Be well, David and Jane. Be safe. Be fine.

I'll be talking to you soon.

Wednesday, June 4, 2008

Old men and storage units...

For these past mildewed eight years, thanks to the White House's Current Occupant, I've had to take my consolation where I can: mostly from old men like Ted Kennedy, Senator Byrd, Joe Biden, Chuck Schumer and Max Cleland. These are men who can remember an America gone by: imperfect and maddening, but also a place where decency could live in tandem with politics. They're old guys, but they still roar like ancient lions at the deception and corruption gnawing out the heart of our nation. Sometimes too, I took comfort from an old dead guy like Thomas Jefferson, who wrote: When you reach the end of your rope, tie a knot in it and hang on.

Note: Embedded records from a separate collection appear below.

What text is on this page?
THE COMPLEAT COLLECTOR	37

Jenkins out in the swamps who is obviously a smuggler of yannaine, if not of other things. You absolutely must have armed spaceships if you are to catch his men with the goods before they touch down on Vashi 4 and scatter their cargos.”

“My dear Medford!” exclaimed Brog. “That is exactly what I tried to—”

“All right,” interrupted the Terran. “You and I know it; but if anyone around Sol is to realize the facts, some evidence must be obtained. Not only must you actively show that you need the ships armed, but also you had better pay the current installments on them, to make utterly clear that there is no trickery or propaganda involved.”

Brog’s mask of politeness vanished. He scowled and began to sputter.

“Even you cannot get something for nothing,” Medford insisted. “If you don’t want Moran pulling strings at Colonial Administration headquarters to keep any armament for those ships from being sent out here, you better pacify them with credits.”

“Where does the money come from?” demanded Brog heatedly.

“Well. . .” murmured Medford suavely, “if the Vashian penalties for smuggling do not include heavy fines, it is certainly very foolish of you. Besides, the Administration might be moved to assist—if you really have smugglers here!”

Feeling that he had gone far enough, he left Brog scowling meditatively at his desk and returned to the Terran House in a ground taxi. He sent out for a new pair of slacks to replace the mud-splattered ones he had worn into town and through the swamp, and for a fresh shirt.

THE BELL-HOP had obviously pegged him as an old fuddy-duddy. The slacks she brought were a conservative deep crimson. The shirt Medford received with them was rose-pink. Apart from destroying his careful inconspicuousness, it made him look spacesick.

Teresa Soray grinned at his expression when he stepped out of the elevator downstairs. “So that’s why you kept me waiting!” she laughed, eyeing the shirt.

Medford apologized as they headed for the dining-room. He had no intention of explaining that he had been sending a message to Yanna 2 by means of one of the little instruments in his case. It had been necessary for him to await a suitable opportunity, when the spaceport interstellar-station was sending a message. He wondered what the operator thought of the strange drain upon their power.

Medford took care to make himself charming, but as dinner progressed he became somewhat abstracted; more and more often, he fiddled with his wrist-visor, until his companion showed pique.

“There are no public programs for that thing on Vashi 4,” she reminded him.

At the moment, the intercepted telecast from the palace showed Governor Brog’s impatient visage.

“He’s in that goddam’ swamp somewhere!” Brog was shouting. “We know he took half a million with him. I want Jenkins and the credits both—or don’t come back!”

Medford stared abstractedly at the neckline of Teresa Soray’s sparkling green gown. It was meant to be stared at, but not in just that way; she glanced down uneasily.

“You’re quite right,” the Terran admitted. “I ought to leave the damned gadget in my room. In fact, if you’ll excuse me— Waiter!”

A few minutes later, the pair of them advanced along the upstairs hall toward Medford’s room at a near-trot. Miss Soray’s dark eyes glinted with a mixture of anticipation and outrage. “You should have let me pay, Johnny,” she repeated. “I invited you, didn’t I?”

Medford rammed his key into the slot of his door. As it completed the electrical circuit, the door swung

So last night I watched a young black man speak after he had cinched the necessary party delegates for the nomination. And I remembered seeing the Ku Klux Klan parade down main street in Burke, Virginia, I remembered walking up the steps of my school surrounded by men with guns and dogs after integration, and I remembered being hurried out of school a few weeks later because of a bomb threat. I remembered drinking fountains in Tulsa, Oklahoma labled Colored and watching black people sit in the back of the buses. I remembered a few friends who went to Mississippi to work on voting rights for blacks, and who never came back. These images are a part of the factual world that made up my childhood and youth. And now, in my adulthood, I have another fact as bright as Christmas morning. A young black man stood up before all the world and accepted the nomination of his party to run for president of the United States. That's something. That's a stone miracle.

And today too, I read an article on Alternet about storage units. I gathered, with little surprise, that Americans have too much crap and they won't let loose of it. They'd rather shell out $100 a month to store their crap and, often, wind up leaving it in another state, untended and forgotten. Growing up in the South, now living in the Southwest, I can guarantee there are whole states that hold onto crap, crap like dragging a black man behind a car until he's dismembered. Crap like ignoring bad housing and worse schools because only black people live there and learn there. Crap like memorializing the War Between the States like it was something more than a shameful, bloody war. Crap like that.

Be nice to have a National Storage Unit for national crap: a place where we can store our old, old garbage and ultimately forget it. It sure is time for that. It surely is.